O coletivo de juízes responsável pelo julgamento de Ricardo Salgado no âmbito da Operação Marquês não terá aceite o pedido de suspensão do mesmo. A notícia foi confirmada pelo Público e avançada inicialmente esta manhã pela Rádio Renascença.
O requerimento, que deu entrada no tribunal em 14 de outubro, de acordo com a defesa de Salgado, confirma os "sintomas de declínio cognitivo progressivo" já expostos num anterior requerimento submetido em julho e é agora atualizado com exames complementares realizados nos últimos meses e um relatório médico assinado pelo médico neurologista Joaquim Ferreira.
De acordo com o despacho a que a Lusa teve acesso, assinado pelo juiz-presidente Francisco Henriques, o coletivo analisou o atestado médico associado ao requerimento apresentado pelos advogados Francisco Proença de Carvalho e Adriano Squilacce e concluiu que “não é indubitável que as capacidades de defesa do arguido estejam limitadas de tal forma que o impeçam de se defender de forma plena” em tribunal.

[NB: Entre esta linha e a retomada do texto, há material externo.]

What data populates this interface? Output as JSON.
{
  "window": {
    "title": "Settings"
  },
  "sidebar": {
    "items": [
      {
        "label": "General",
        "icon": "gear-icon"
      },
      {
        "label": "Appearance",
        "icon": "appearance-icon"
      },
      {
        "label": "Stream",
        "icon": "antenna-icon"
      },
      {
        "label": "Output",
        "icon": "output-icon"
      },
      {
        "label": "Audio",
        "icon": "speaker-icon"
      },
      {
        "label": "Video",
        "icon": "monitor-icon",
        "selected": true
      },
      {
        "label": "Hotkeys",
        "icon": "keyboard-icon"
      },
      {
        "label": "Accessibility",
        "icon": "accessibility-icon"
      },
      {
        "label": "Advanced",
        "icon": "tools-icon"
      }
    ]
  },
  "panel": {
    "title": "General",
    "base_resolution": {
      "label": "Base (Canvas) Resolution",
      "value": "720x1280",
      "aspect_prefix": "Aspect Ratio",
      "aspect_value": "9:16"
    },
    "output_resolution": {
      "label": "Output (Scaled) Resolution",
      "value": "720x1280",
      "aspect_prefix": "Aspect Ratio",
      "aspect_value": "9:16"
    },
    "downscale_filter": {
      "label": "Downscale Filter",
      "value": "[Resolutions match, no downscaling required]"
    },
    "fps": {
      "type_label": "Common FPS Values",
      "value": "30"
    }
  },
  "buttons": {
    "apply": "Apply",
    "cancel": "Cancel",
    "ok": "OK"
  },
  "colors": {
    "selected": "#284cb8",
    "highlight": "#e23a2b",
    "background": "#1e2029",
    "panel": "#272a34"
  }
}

“Não parece decorrer do teor do atestado médico que o arguido esteja mental ou fisicamente ausente”, pode ler-se no despacho, que acrescenta que a “limitação” atribuída a Ricardo Salgado “não é de todo impeditiva do exercício do direito de apresentar pessoalmente em julgamento a versão dos factos passados”.
Simultaneamente, o presidente do coletivo de juízes entende que as afirmações do requerimento que indicam um estado de degradação do antigo presidente do BES, de 77 anos, ao ponto de não ter capacidade para se defender ou não compreender o alcance do julgamento “constituem uma petição de princípio que não têm sustentação no atestado médico” junto aos autos do processo. E nota que o atestado médico não foi sujeito a contraditório.

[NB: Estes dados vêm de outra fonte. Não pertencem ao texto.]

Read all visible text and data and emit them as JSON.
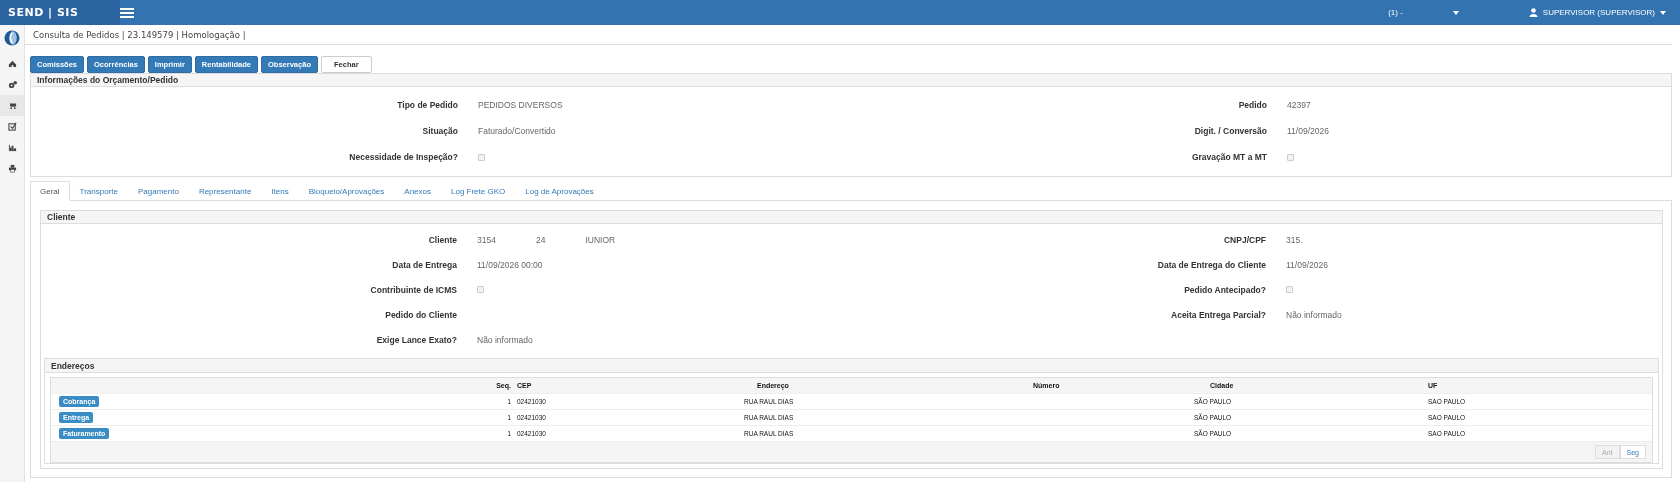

“Se a restrição ou limitação da sua capacidade advém de anomalia psíquica (p. ex., doença de Alzheimer), então é porque, nestes casos, o processo não pode prosseguir, sob pena de violação do direito de defesa do ora arguido”, referia o requerimento submetido em 14 de outubro, reiterando: “Em face da comprovada anomalia psíquica da Doença de Alzheimer diagnosticada ao ora arguido, (…) requer-se que V. Ex.ª se digne determinar a suspensão do presente processo”.
O despacho do tribunal vai mais longe e considera que “a limitação cognitiva do arguido não é algo que lhe seja coercivamente imposto, mas, apenas, uma limitação da natureza do ser humano, potenciado por uma doença neurológica degenerativa”, enfatizando ainda que “não é o Tribunal que impõe qualquer limite ao direito de defesa do arguido, é o próprio arguido que autolimita as suas capacidades de defesa ao optar por não prestar declarações”.

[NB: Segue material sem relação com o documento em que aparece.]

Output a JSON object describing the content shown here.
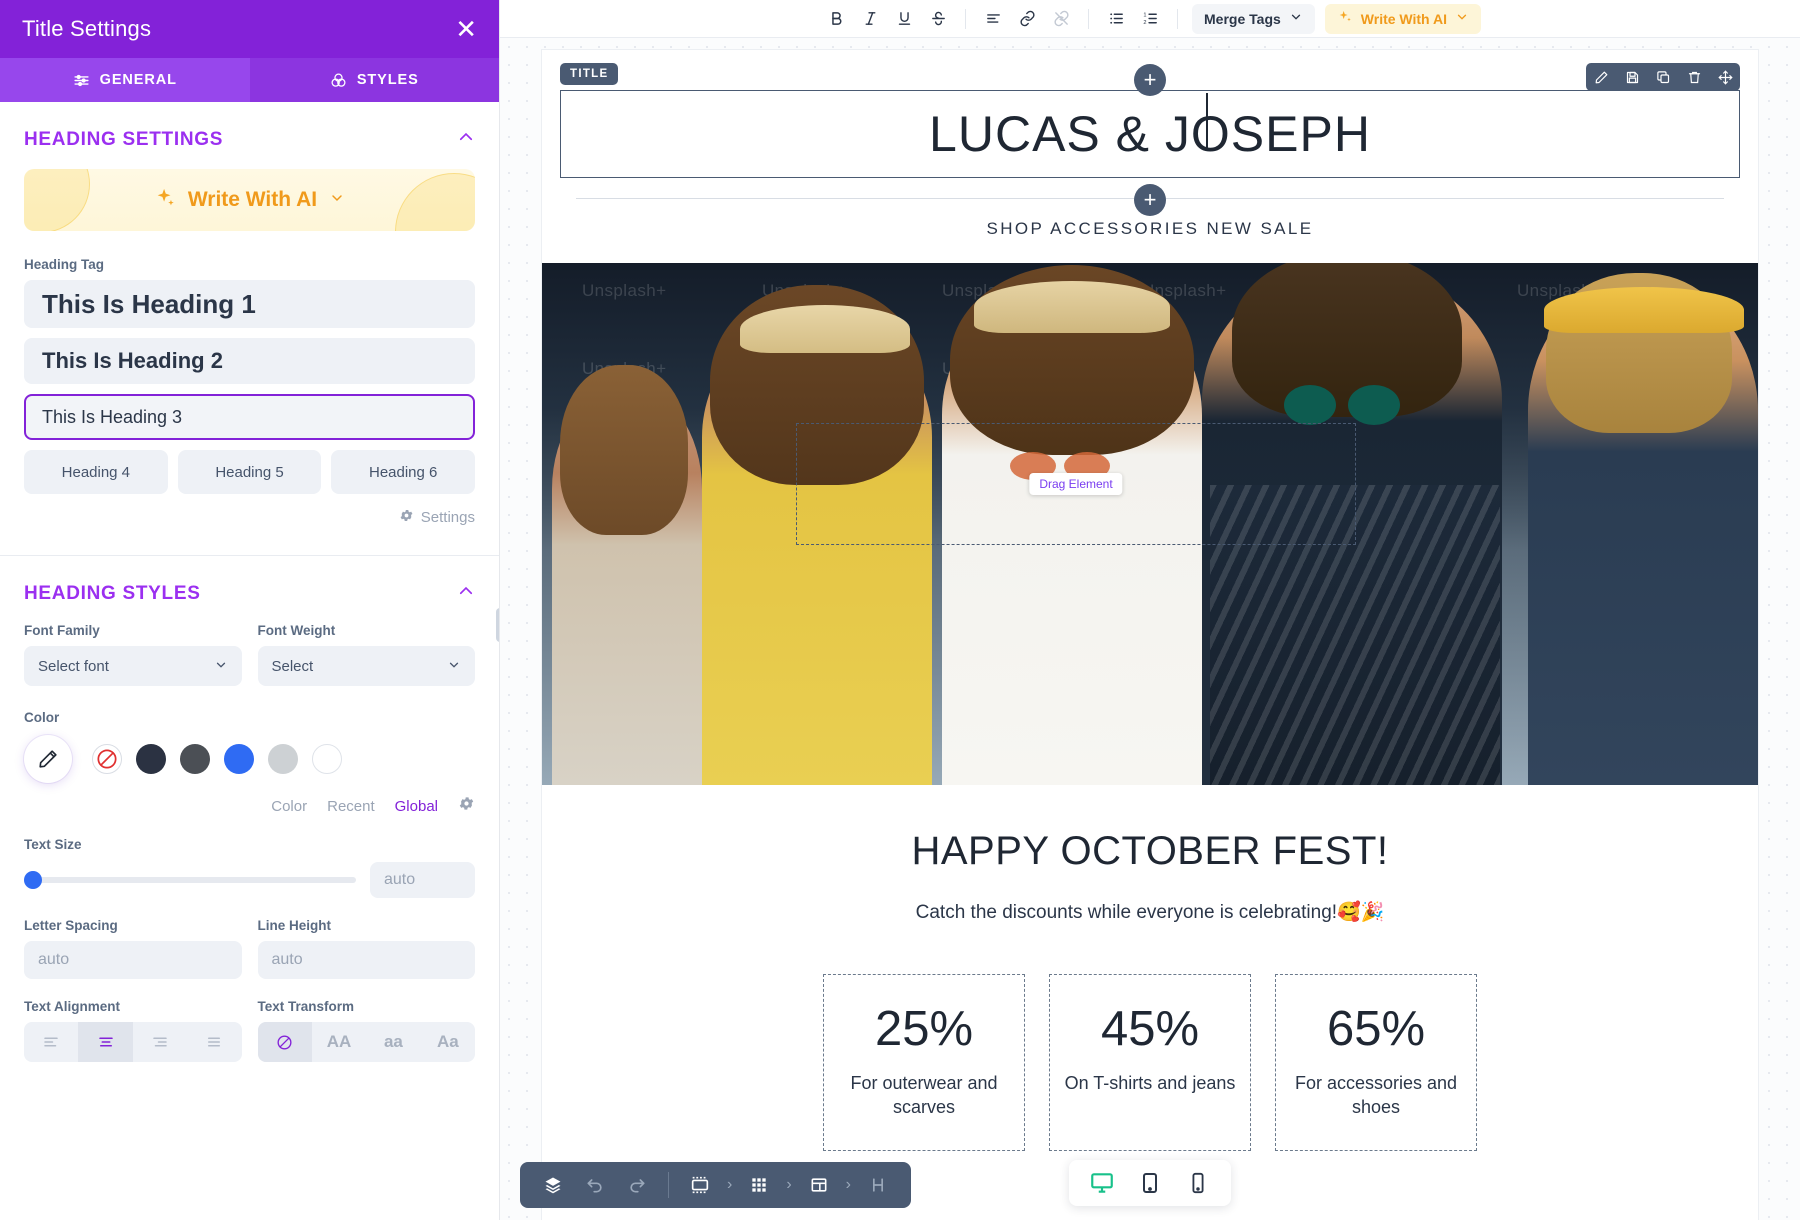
{
  "sidebar": {
    "title": "Title Settings",
    "close_icon": "close-icon",
    "tabs": [
      {
        "label": "GENERAL",
        "icon": "sliders-icon",
        "active": true
      },
      {
        "label": "STYLES",
        "icon": "color-circles-icon",
        "active": false
      }
    ],
    "heading_settings": {
      "section_title": "HEADING SETTINGS",
      "ai_button": "Write With AI",
      "heading_tag_label": "Heading Tag",
      "options": [
        {
          "label": "This Is Heading 1",
          "selected": false
        },
        {
          "label": "This Is Heading 2",
          "selected": false
        },
        {
          "label": "This Is Heading 3",
          "selected": true
        },
        {
          "label": "Heading 4",
          "selected": false
        },
        {
          "label": "Heading 5",
          "selected": false
        },
        {
          "label": "Heading 6",
          "selected": false
        }
      ],
      "settings_link": "Settings"
    },
    "heading_styles": {
      "section_title": "HEADING STYLES",
      "font_family_label": "Font Family",
      "font_family_value": "Select font",
      "font_weight_label": "Font Weight",
      "font_weight_value": "Select",
      "color_label": "Color",
      "swatches": [
        {
          "name": "no-color",
          "hex": "none"
        },
        {
          "name": "dark-navy",
          "hex": "#2b3242"
        },
        {
          "name": "dark-gray",
          "hex": "#4b4f55"
        },
        {
          "name": "blue",
          "hex": "#2f6bf3"
        },
        {
          "name": "light-gray",
          "hex": "#cdd1d4"
        },
        {
          "name": "white",
          "hex": "#ffffff"
        }
      ],
      "color_tabs": [
        {
          "label": "Color",
          "active": false
        },
        {
          "label": "Recent",
          "active": false
        },
        {
          "label": "Global",
          "active": true
        }
      ],
      "text_size_label": "Text Size",
      "text_size_value": "auto",
      "letter_spacing_label": "Letter Spacing",
      "letter_spacing_value": "auto",
      "line_height_label": "Line Height",
      "line_height_value": "auto",
      "text_alignment_label": "Text Alignment",
      "text_alignment_options": [
        "left",
        "center",
        "right",
        "justify"
      ],
      "text_alignment_selected": "center",
      "text_transform_label": "Text Transform",
      "text_transform_options": [
        "none",
        "AA",
        "aa",
        "Aa"
      ],
      "text_transform_selected": "none"
    }
  },
  "toolbar": {
    "buttons": [
      {
        "name": "bold-icon",
        "label": "B"
      },
      {
        "name": "italic-icon",
        "label": "I"
      },
      {
        "name": "underline-icon",
        "label": "U"
      },
      {
        "name": "strikethrough-icon",
        "label": "S"
      },
      {
        "name": "align-icon",
        "label": "align"
      },
      {
        "name": "link-icon",
        "label": "link"
      },
      {
        "name": "unlink-icon",
        "label": "unlink"
      },
      {
        "name": "bullet-list-icon",
        "label": "bullets"
      },
      {
        "name": "numbered-list-icon",
        "label": "numbers"
      }
    ],
    "merge_tags": "Merge Tags",
    "write_with_ai": "Write With AI"
  },
  "canvas": {
    "element_badge": "TITLE",
    "title_text": "LUCAS & JOSEPH",
    "subtitle_text": "SHOP ACCESSORIES NEW SALE",
    "element_tools": [
      "edit-icon",
      "save-icon",
      "duplicate-icon",
      "delete-icon",
      "move-icon"
    ],
    "add_button": "+",
    "drag_element_label": "Drag Element",
    "hero_watermark": "Unsplash+",
    "promo_heading": "HAPPY OCTOBER FEST!",
    "promo_subtext": "Catch the discounts while everyone is celebrating!🥰🎉",
    "discount_cards": [
      {
        "percent": "25%",
        "text": "For outerwear and scarves"
      },
      {
        "percent": "45%",
        "text": "On T-shirts and jeans"
      },
      {
        "percent": "65%",
        "text": "For accessories and shoes"
      }
    ]
  },
  "bottom_bar": {
    "items": [
      {
        "name": "layers-icon"
      },
      {
        "name": "undo-icon"
      },
      {
        "name": "redo-icon"
      },
      {
        "name": "body-icon"
      },
      {
        "name": "grid-icon"
      },
      {
        "name": "layout-icon"
      },
      {
        "name": "heading-icon",
        "label": "H"
      }
    ]
  },
  "device_bar": {
    "devices": [
      {
        "name": "desktop-icon",
        "active": true
      },
      {
        "name": "tablet-icon",
        "active": false
      },
      {
        "name": "mobile-icon",
        "active": false
      }
    ]
  },
  "colors": {
    "brand_purple": "#8322d8",
    "accent_orange": "#f09a1b",
    "accent_blue": "#2f6bf3",
    "dark_slate": "#4a5a72",
    "active_green": "#18c18a"
  }
}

Por via deste entendimento, e explicitando que a extinção da responsabilidade criminal ocorre - além da prescrição - nos casos de morte, amnistia, perdão genérico e indulto, o juiz-presidente resume que a “situação jurídica processual penal do arguido não se inscreve em nenhum dos casos” previstos no Código Penal.
O julgamento prossegue na sexta-feira, a partir das 09:30, no Juízo Central Criminal de Lisboa, após mais de um mês de interrupção, mas ainda sem as alegações finais que tinham sido marcadas pelo coletivo de juízes.
As alegações finais ficam pendentes, segundo confirmou o Juízo Central Criminal de Lisboa, uma vez que continuará a faltar ouvir Jean-Luc Schneider, uma das três testemunhas que estavam agendadas para este dia, além de Ricardo Gaspar Rosado de Carvalho e Alain Rukavina.
O ex-administrador da ESFIL e colaborador do GES responsável pela operacionalização de transferências da conta bancária da ES Enterprises na Banque Privée Espírito Santo pediu o envio de carta rogatória para a Suíça e a prestação do depoimento por videoconferência, uma situação que levou o juiz a assumir em despacho que “haverá que aguardar pela data designada para continuação da audiência de julgamento”.
Ricardo Salgado responde neste julgamento por três crimes de abuso de confiança, devido a transferências de mais de 10 milhões de euros no âmbito da Operação Marquês, do qual este processo foi separado.